Com efeito, em relação às forças
armadas, a quem incumbe a defesa militar da República (vd CRP, art.º 275.º/1.), o n.º 6 do art.º 275.º da CRP estabelece, naquilo que parece mais
próximo da segurança interna:
“As Forças Armadas podem ser incumbidas,
nos termos da lei, de colaborar em missões de proteção civil, em tarefas
relacionadas com a satisfação de necessidades básicas e a melhoria da qualidade
de vida das populações, e em ações de cooperação técnico-militar no âmbito da
política nacional de cooperação”.
Por seu
turno, o PCP – no que é acompanhado pela ANS (Associação
Nacional de Sargentos),que
não foi tida nem achada na matéria, sem qualquer explicação – alertou já esta
semana para a eventual inconstitucionalidade da decisão governamental, não
tanto no aspeto material, mas do ponto de vista formal, já que se trata de uma
decisão governamental sem anúncio prévio e sem explicações justificativas.
Parece
que, embora as forças armadas possam ter a incumbência de colaboração em
missões de proteção civil atinentes às necessidades básicas e melhoria da qualidade
de vida, a decisão deve revestir a forma de lei e fundamentar-se na manifesta e
insolúvel insuficiência das forças de segurança por um curto lapso de tempo,
não podendo nunca exercer funções de polícia nem a situação ser passível de
renovações automáticas. Depois, os militares reservistas não perdem as
condições de tratamento em razão do seu posto, sendo que, nestas condições, não
podem estar sujeitos a comando da parte de inferiores hierárquicos. Por outro lado, no apoio à escola e no
desempenho das missões específicas, eles não dispõem de meios dissuasores nem de
enquadramento orgânico ou mesmo de fardamento. Ademais, cria-se o ambiente
propício à rarefação de meios humanos com aptidão para a vigilância e a
segurança escolares e paraescolares.
Todavia,
o Presidente da ANDAEP (Associação Nacional de Diretores de Agrupamentos
e Escolas Públicas)
não discorda da ideia, desde que “obedeça a regras estritas”, exigindo que não
façam parte do rácio de funcionários e que tenham formação prévia para
trabalhar com crianças.
É óbvio,
do meu ponto de vista, que o diploma legal garante que os militares reservistas
não integrarão o rácio de funcionários nas escolas nem se substituirão aos
elementos do Programa Escola Segura. No
entanto, a prática mostra que, muitas vezes, os extra são obstáculo duradouro à reposição dos quadros. Quanto à necessidade
da formação, penso que sim, mas torna-se complicado fornecer formação
pedagógica a pessoas já fortemente desgastadas pelo exercício de profissão de
risco e de entrega total.
E a
propósito, porque é que a ANDAEP não fez as mesmas exigências de não integração
do rácio e de formação no caso dos chefes de
equipa de zona e dos vigilantes até ao presente recrutados, exclusivamente, de
entre aposentados e reservistas fora da efetividade de serviço, ou equiparados,
das forças de segurança ou órgãos de polícia criminal, nos termos do DL
n.º 117/2009, de 18 de maio?
O Presidente da ANDE (Associação Nacional de
Dirigentes de Escola) mostrou-se complacente na convicção de que a alteração do
diploma em causa apenas estende o recrutamento a militares reservistas. Parece minimizar
a questão do rácio e a da formação.
Quanto ao presidente da ANS, lamento discordar da sua posição.

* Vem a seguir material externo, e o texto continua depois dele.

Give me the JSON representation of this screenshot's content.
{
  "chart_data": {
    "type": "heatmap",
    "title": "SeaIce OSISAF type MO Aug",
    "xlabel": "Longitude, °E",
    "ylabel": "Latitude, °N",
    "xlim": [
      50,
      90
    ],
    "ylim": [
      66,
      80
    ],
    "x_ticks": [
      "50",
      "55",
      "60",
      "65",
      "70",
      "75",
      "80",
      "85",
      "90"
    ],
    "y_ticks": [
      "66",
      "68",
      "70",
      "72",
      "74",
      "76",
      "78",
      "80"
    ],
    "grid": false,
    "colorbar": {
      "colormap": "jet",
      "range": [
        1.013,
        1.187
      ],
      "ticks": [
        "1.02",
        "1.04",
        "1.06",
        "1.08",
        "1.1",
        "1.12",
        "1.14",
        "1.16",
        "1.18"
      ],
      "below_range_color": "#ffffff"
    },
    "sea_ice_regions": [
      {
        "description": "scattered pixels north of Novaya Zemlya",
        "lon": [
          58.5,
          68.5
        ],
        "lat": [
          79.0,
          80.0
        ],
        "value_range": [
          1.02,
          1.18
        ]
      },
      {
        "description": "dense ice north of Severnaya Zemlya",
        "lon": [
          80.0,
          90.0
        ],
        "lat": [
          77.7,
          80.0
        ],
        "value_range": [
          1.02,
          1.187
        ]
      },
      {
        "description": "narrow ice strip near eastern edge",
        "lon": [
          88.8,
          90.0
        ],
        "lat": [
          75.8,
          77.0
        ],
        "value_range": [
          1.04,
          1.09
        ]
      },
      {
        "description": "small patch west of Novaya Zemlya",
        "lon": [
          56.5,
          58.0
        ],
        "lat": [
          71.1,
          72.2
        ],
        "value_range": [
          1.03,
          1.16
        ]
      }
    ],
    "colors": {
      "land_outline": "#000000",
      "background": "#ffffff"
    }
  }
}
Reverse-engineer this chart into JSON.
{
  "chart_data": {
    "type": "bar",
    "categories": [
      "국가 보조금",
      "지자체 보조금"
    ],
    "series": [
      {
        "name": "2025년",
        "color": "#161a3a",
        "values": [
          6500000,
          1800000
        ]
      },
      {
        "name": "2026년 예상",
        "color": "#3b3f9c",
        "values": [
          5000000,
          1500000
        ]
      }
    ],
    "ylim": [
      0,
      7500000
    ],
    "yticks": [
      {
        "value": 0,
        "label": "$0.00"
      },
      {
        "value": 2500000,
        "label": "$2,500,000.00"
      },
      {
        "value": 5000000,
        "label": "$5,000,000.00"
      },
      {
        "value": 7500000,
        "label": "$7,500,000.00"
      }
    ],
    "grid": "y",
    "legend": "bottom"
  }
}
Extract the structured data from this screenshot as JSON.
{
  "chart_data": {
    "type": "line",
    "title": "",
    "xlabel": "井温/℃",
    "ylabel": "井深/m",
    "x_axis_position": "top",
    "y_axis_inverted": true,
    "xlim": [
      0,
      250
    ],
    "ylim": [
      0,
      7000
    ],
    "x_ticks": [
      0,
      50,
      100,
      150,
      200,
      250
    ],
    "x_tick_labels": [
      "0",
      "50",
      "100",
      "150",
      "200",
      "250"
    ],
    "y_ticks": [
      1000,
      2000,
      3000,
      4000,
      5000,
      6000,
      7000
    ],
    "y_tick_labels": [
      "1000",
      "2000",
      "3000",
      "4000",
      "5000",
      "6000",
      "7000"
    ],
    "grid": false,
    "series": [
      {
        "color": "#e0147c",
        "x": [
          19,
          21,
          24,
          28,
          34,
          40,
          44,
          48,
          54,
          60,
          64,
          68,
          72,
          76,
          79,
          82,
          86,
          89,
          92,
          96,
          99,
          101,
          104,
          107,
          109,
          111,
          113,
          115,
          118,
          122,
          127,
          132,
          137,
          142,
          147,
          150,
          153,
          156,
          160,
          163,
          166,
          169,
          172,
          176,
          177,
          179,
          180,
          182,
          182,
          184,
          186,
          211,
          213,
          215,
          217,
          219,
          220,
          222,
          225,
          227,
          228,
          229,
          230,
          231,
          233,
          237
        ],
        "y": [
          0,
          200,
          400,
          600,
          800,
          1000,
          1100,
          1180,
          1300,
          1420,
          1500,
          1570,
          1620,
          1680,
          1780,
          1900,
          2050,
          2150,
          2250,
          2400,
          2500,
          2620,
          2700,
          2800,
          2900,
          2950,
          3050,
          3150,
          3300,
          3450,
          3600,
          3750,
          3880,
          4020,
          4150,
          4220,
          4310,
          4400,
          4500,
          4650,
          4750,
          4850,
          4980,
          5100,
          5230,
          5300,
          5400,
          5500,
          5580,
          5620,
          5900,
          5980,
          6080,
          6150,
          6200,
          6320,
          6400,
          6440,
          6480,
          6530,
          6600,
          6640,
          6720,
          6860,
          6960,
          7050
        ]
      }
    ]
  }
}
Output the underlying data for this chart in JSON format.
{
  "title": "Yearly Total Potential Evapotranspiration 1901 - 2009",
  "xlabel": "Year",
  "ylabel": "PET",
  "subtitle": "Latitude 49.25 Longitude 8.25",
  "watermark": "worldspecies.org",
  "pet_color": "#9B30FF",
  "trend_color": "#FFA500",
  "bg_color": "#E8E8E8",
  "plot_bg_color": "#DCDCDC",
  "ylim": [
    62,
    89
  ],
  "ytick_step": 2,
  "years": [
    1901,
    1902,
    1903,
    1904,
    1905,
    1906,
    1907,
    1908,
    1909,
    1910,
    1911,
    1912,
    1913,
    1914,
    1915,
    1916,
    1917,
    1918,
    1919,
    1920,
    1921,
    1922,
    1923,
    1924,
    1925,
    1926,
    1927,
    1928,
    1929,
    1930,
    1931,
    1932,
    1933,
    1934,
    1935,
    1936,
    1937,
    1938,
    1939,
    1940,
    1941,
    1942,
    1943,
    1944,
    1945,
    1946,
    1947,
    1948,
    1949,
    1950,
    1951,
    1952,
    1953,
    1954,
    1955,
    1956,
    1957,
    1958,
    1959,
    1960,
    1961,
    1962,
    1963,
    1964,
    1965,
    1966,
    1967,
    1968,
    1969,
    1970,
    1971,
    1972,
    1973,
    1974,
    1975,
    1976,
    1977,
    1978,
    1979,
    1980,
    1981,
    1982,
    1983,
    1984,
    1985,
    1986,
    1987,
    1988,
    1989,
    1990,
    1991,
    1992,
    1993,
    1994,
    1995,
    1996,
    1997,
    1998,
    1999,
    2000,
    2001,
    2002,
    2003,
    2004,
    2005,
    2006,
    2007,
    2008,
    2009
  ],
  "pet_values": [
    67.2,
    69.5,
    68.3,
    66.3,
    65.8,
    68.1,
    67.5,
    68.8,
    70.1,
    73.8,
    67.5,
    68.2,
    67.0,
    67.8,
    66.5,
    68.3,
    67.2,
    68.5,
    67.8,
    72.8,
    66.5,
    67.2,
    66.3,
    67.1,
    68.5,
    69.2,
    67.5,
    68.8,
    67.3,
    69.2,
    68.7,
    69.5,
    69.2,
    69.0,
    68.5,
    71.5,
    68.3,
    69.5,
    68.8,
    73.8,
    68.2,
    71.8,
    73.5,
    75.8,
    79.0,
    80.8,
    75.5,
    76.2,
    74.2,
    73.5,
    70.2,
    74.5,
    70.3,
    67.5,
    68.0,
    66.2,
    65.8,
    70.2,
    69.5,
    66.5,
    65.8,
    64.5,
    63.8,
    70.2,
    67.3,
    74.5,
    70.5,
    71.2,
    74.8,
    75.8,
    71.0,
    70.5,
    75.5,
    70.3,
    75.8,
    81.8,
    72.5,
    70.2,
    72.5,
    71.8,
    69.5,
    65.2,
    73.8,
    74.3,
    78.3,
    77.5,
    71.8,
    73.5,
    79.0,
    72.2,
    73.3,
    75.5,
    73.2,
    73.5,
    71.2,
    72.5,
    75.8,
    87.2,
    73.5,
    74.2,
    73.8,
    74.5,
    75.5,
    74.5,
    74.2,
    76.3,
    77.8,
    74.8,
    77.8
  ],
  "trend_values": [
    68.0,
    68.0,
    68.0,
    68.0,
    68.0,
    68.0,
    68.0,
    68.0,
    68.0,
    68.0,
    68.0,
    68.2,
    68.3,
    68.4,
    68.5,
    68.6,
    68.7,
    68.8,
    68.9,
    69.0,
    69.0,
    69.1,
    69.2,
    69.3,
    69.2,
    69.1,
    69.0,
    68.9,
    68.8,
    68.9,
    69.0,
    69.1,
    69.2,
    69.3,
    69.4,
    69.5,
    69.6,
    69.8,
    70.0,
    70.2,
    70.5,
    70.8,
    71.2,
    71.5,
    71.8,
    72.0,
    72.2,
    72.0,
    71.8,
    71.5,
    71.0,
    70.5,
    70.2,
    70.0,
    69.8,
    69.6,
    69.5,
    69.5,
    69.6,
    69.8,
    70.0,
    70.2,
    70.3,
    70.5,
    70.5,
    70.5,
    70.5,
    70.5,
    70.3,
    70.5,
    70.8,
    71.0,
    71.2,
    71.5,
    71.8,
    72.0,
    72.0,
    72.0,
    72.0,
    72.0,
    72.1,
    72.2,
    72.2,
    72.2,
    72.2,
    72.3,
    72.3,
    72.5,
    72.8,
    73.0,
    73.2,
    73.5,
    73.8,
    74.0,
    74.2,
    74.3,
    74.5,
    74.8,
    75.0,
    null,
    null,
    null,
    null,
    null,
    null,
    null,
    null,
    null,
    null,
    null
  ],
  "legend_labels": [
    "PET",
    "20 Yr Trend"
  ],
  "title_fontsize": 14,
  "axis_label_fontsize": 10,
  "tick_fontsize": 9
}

Não aceita que o Governo possa determinar o recrutamento de militares para o
efeito, mas concorda que eles possam requerer esse tipo de ocupação por
necessidade de aumentar o seu rendimento.
Quanto a este aspeto, embora o problema do rendimento tenha
de ser equacionado, mas não por esta via (se os
efetivos são necessários, tem de se aumentar o número de funcionários e os
elementos do Programa Escola Segura e
não atamancar o problema), a bondade ou maldade do diploma legal não depende do facto
de a iniciativa caber ao Governo ou ao potencial requerente reservista. A confusão
entre segurança e defesa manter-se-ia, não?!